In testimony delivered by livestream to a working group of the House Health COVID-19 Committee on April 14, Roxie Wells, president of Cape Fear Valley-Hoke Hospital in Raeford, underscored the financial challenges facing rural providers.
“The uncertainty of what we would encounter during the surge of the pandemic has led to a level of preparation that is unprecedented in cost, and that has left most hospitals in general, but particularly rural and independent hospitals that were already financially fragile in dire straits,” Wells said.
In addition to the cancellation of elective surgery and diagnostic procedures, Wells cited decreased volume in emergency departments and associated clinics, the purchase of personal protective equipment “at excessive cost,” installation of telehealth capabilities and other expenses as factors contributing to the financial losses at rural hospitals.
“Many of our rural hospitals that eliminated our elective procedures are not part of larger systems that have the resources to backfill the lost revenue,” Wells said. “Those same hospitals operate with less than half a year cash on hand, and the lack of daily revenue has forced them to make tough choices.

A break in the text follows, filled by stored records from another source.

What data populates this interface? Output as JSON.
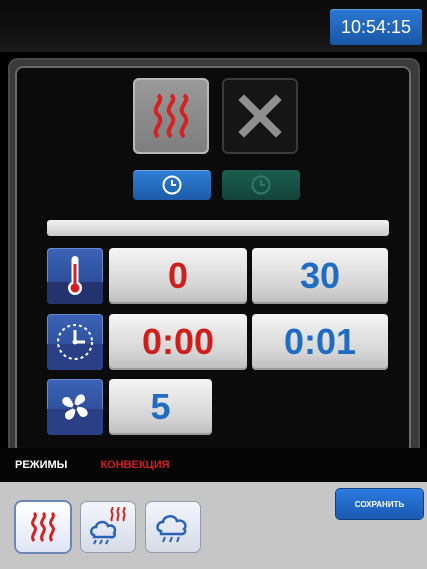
{
  "header": {
    "time": "10:54:15"
  },
  "controls": {
    "progress": 1.0,
    "temperature": {
      "current": "0",
      "target": "30"
    },
    "time": {
      "elapsed": "0:00",
      "target": "0:01"
    },
    "fan": {
      "speed": "5"
    }
  },
  "mode": {
    "label": "РЕЖИМЫ",
    "value": "КОНВЕКЦИЯ"
  },
  "footer": {
    "save_label": "СОХРАНИТЬ"
  },
  "icons": {
    "heat": "heat-waves-icon",
    "cancel": "close-icon",
    "timer_on": "clock-icon",
    "timer_off": "clock-icon",
    "thermometer": "thermometer-icon",
    "timer": "timer-dial-icon",
    "fan": "fan-icon",
    "convection": "heat-waves-icon",
    "combi": "combi-steam-heat-icon",
    "steam": "steam-icon"
  },
  "colors": {
    "accent_blue": "#1f6cc2",
    "accent_red": "#d01d1d",
    "tray": "#c6c6c6"
  }
}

“I know that rural hospitals were already in peril before this crisis and those that were breaking even or had small positive margins are now in the red with no sign of recovery.”
For rural hospitals that are relatively close to urban communities, Wells suggested these facilities could improve their odds of survival by providing non-COVID-19 medical care and low-level COVID-19 treatment during the pandemic and transporting patients to their facilities from those nearby cities. Her own facility is just west of Fayetteville.
“That coordination can happen and needs to begin immediately,” Wells said.
Last week, the American Hospital Association and several other organizations released a statement providing guidance on how elective surgery and other nonurgent procedures might be reintroduced.
Among other things, the guidance called for a “sustained reduction in the rate of new COVID-19 cases” in a given geographic area for at least 14 days before elective surgery is resumed.